Challenging economic conditions in China will have ramifications for U.S. prices, and certainly within the construction industry. In its latest GDP data release, China’s economy grew at an annualized rate of 6.3%, marking one of the slowest pre-COVID-19 growth readings since at least the 1990s.
The challenges facing China’s economic growth prospects have only been exacerbated by weakening demand for Chinese exports. Total Chinese exports fell by $21 billion between May 2023 and the same month a year ago. Of that decline, approximately $8 billion was attributed to declining U.S. imports of goods from China.
China’s withdrawal of long-standing COVID-19 restrictions at the end of 2022 opened up additional production capacity at a time of lackluster domestic demand. During the second quarter of 2023, China’s industrial capacity utilization—a measure of how hard factories are working relative to their full potential—fell to 74.5%.
For comparison, between 2017 and the end of 2019, capacity utilization frequently registered between 76% and 78%. The slack in current production output suggests that desired supply levels exceed demand. Classic economic thought would thus argue that under such circumstances, prices will fall to balance the excess supply.
This classic economic argument would appear correct according to U.S. import pricing data. Not only are Chinese production costs in 2023 falling, but so are the prices of downstream products exported abroad by China. Total U.S. import prices in the 12-month period ending June 2023 were down by 6.1%, according to the U.S. Bureau of Labor Statistics.
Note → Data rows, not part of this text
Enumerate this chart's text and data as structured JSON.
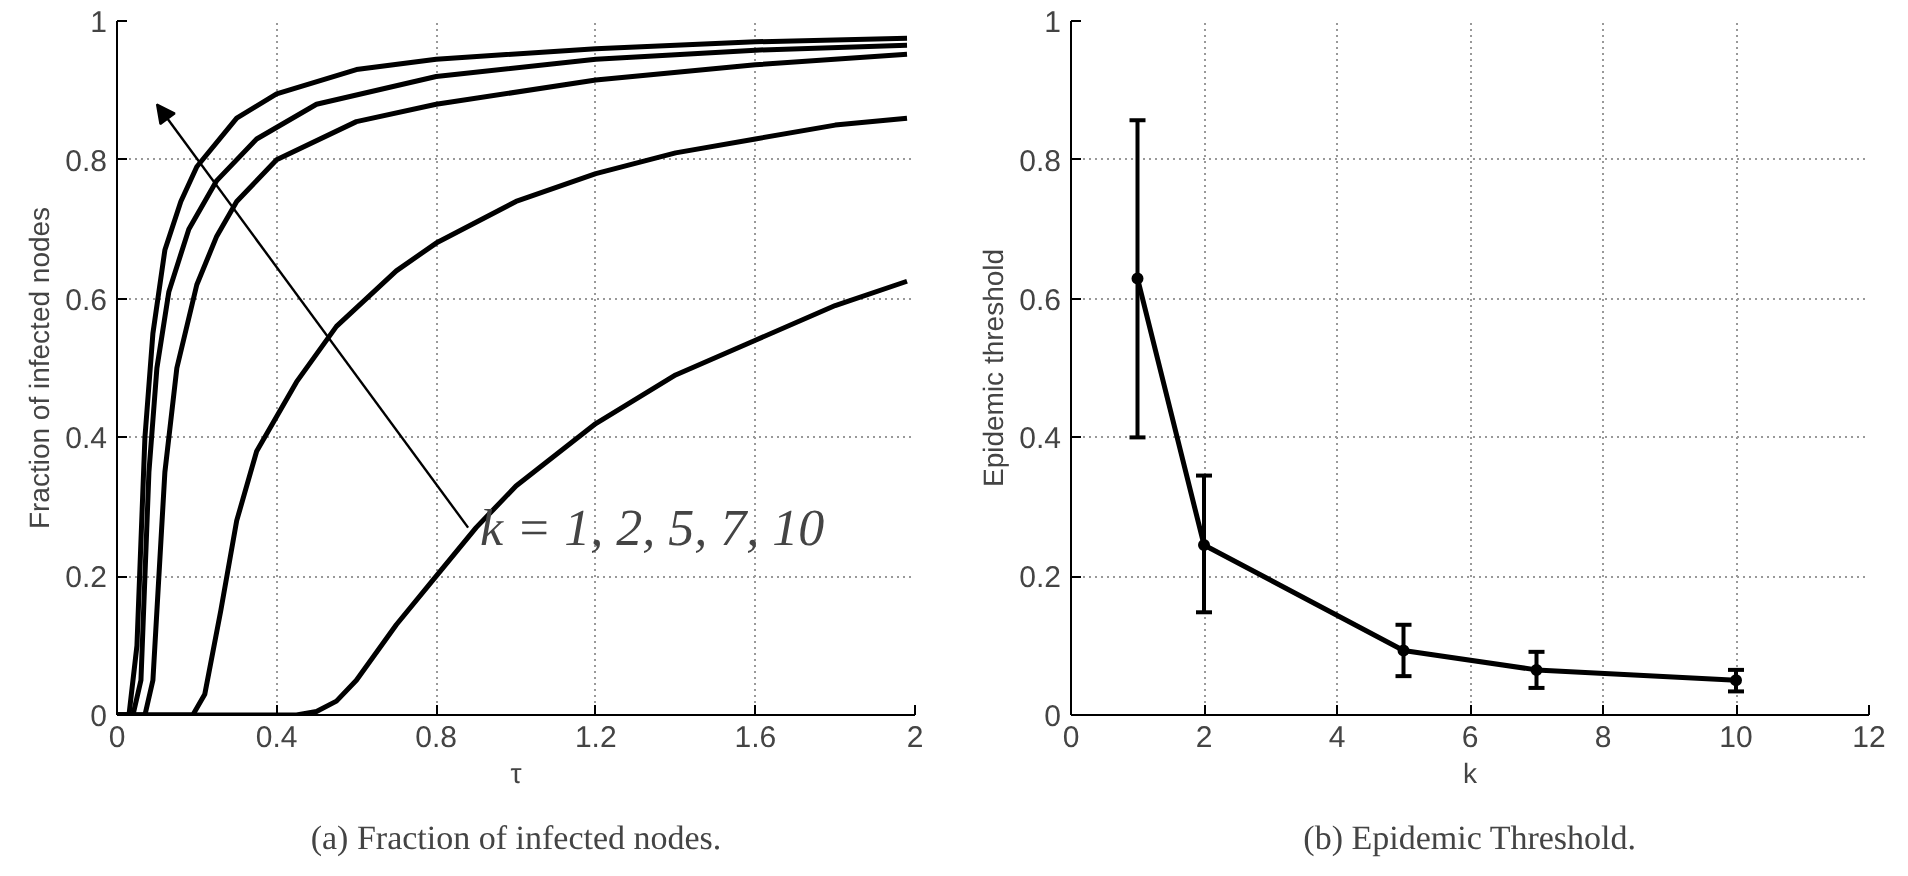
{
  "chart_data": [
    {
      "type": "line",
      "xlabel": "τ",
      "ylabel": "Fraction of infected nodes",
      "xlim": [
        0,
        2
      ],
      "ylim": [
        0,
        1
      ],
      "xticks": [
        0,
        0.4,
        0.8,
        1.2,
        1.6,
        2
      ],
      "yticks": [
        0,
        0.2,
        0.4,
        0.6,
        0.8,
        1
      ],
      "grid": true,
      "line_style": "solid",
      "series": [
        {
          "color": "#000000",
          "x": [
            0,
            0.03,
            0.05,
            0.07,
            0.09,
            0.12,
            0.16,
            0.2,
            0.3,
            0.4,
            0.6,
            0.8,
            1.2,
            1.6,
            1.98
          ],
          "values": [
            0,
            0,
            0.1,
            0.4,
            0.55,
            0.67,
            0.74,
            0.79,
            0.86,
            0.895,
            0.93,
            0.945,
            0.96,
            0.97,
            0.975
          ]
        },
        {
          "color": "#000000",
          "x": [
            0,
            0.04,
            0.06,
            0.08,
            0.1,
            0.13,
            0.18,
            0.25,
            0.35,
            0.5,
            0.8,
            1.2,
            1.6,
            1.98
          ],
          "values": [
            0,
            0,
            0.05,
            0.35,
            0.5,
            0.61,
            0.7,
            0.77,
            0.83,
            0.88,
            0.92,
            0.945,
            0.958,
            0.965
          ]
        },
        {
          "color": "#000000",
          "x": [
            0,
            0.07,
            0.09,
            0.12,
            0.15,
            0.2,
            0.25,
            0.3,
            0.4,
            0.6,
            0.8,
            1.2,
            1.6,
            1.98
          ],
          "values": [
            0,
            0,
            0.05,
            0.35,
            0.5,
            0.62,
            0.69,
            0.74,
            0.8,
            0.855,
            0.88,
            0.915,
            0.937,
            0.952
          ]
        },
        {
          "color": "#000000",
          "x": [
            0,
            0.19,
            0.22,
            0.26,
            0.3,
            0.35,
            0.45,
            0.55,
            0.7,
            0.8,
            1.0,
            1.2,
            1.4,
            1.6,
            1.8,
            1.98
          ],
          "values": [
            0,
            0,
            0.03,
            0.15,
            0.28,
            0.38,
            0.48,
            0.56,
            0.64,
            0.68,
            0.74,
            0.78,
            0.81,
            0.83,
            0.85,
            0.86
          ]
        },
        {
          "color": "#000000",
          "x": [
            0,
            0.45,
            0.5,
            0.55,
            0.6,
            0.7,
            0.8,
            0.9,
            1.0,
            1.2,
            1.4,
            1.6,
            1.8,
            1.98
          ],
          "values": [
            0,
            0,
            0.005,
            0.02,
            0.05,
            0.13,
            0.2,
            0.27,
            0.33,
            0.42,
            0.49,
            0.54,
            0.59,
            0.625
          ]
        }
      ],
      "annotations": [
        {
          "text": "k = 1, 2, 5, 7, 10",
          "x": 0.88,
          "y": 0.27
        },
        "(a) Fraction of infected nodes."
      ]
    },
    {
      "type": "line",
      "xlabel": "k",
      "ylabel": "Epidemic threshold",
      "xlim": [
        0,
        12
      ],
      "ylim": [
        0,
        1
      ],
      "xticks": [
        0,
        2,
        4,
        6,
        8,
        10,
        12
      ],
      "yticks": [
        0,
        0.2,
        0.4,
        0.6,
        0.8,
        1
      ],
      "grid": true,
      "marker": "circle",
      "line_style": "solid",
      "series": [
        {
          "color": "#000000",
          "x": [
            1,
            2,
            5,
            7,
            10
          ],
          "values": [
            0.629,
            0.245,
            0.093,
            0.065,
            0.05
          ],
          "errors": [
            [
              0.4,
              0.857
            ],
            [
              0.148,
              0.345
            ],
            [
              0.056,
              0.13
            ],
            [
              0.039,
              0.091
            ],
            [
              0.034,
              0.065
            ]
          ]
        }
      ],
      "annotations": [
        "(b) Epidemic Threshold."
      ]
    }
  ]
}
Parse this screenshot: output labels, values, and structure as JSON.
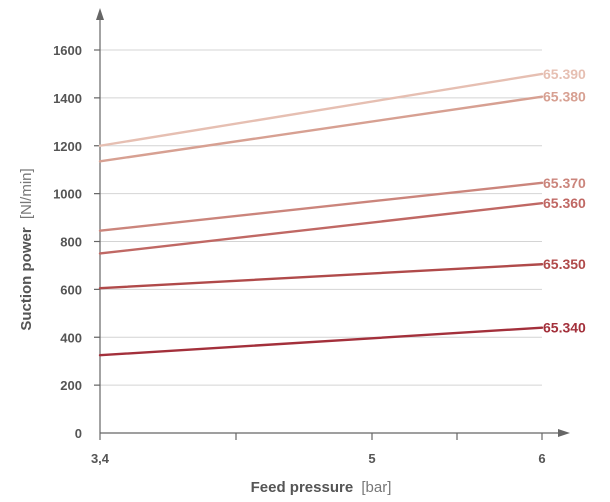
{
  "chart_data": {
    "type": "line",
    "xlabel": "Feed pressure",
    "xlabel_unit": "[bar]",
    "ylabel": "Suction power",
    "ylabel_unit": "[Nl/min]",
    "x_ticks": [
      {
        "value": 3.4,
        "label": "3,4"
      },
      {
        "value": 5,
        "label": "5"
      },
      {
        "value": 6,
        "label": "6"
      }
    ],
    "x_minor_ticks": [
      4.2,
      5.5
    ],
    "y_ticks": [
      0,
      200,
      400,
      600,
      800,
      1000,
      1200,
      1400,
      1600
    ],
    "xlim": [
      3.4,
      6
    ],
    "ylim": [
      0,
      1600
    ],
    "grid": true,
    "series": [
      {
        "name": "65.390",
        "color": "#e6bfb2",
        "x": [
          3.4,
          6
        ],
        "y": [
          1200,
          1500
        ]
      },
      {
        "name": "65.380",
        "color": "#d7a092",
        "x": [
          3.4,
          6
        ],
        "y": [
          1135,
          1405
        ]
      },
      {
        "name": "65.370",
        "color": "#cb857c",
        "x": [
          3.4,
          6
        ],
        "y": [
          845,
          1045
        ]
      },
      {
        "name": "65.360",
        "color": "#c06864",
        "x": [
          3.4,
          6
        ],
        "y": [
          750,
          960
        ]
      },
      {
        "name": "65.350",
        "color": "#b04a4a",
        "x": [
          3.4,
          6
        ],
        "y": [
          605,
          705
        ]
      },
      {
        "name": "65.340",
        "color": "#a3303b",
        "x": [
          3.4,
          6
        ],
        "y": [
          325,
          440
        ]
      }
    ]
  }
}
As America’s largest provider of imports, providing nearly one-fifth of all U.S. foreign goods by dollar volume, no other country has a greater influence on U.S. import prices than China, according to the International Trade Centre.
As a nation that has historically prided itself on being the world’s factory, the idea that China would curtail production to lift world prices is antithetical. Rather, it is more likely that China will seek to capture global market share by underpricing foreign competition and, in doing so, once again achieve its economic growth goals. By this logic, the U.S. construction industry can expect that Chinese suppliers will serve as a check against a significant rebound in U.S. construction material prices, barring future shock events.
Looking ahead, the data would suggest that there is good reason for U.S. industry leaders to manage inventory and supplies using a strategy that sees near and intermediate-term prices for many goods at constant to decreasing prices. This will not be true for every construction material as, for example, warehouse and data center construction remain red-hot segments of the greater construction industry.
However, for many common construction materials, holding excessive inventories now for use in the distant future may result in a considerable cost disadvantage compared to those firms buying products using a just-in-time approach while material prices continue to fall.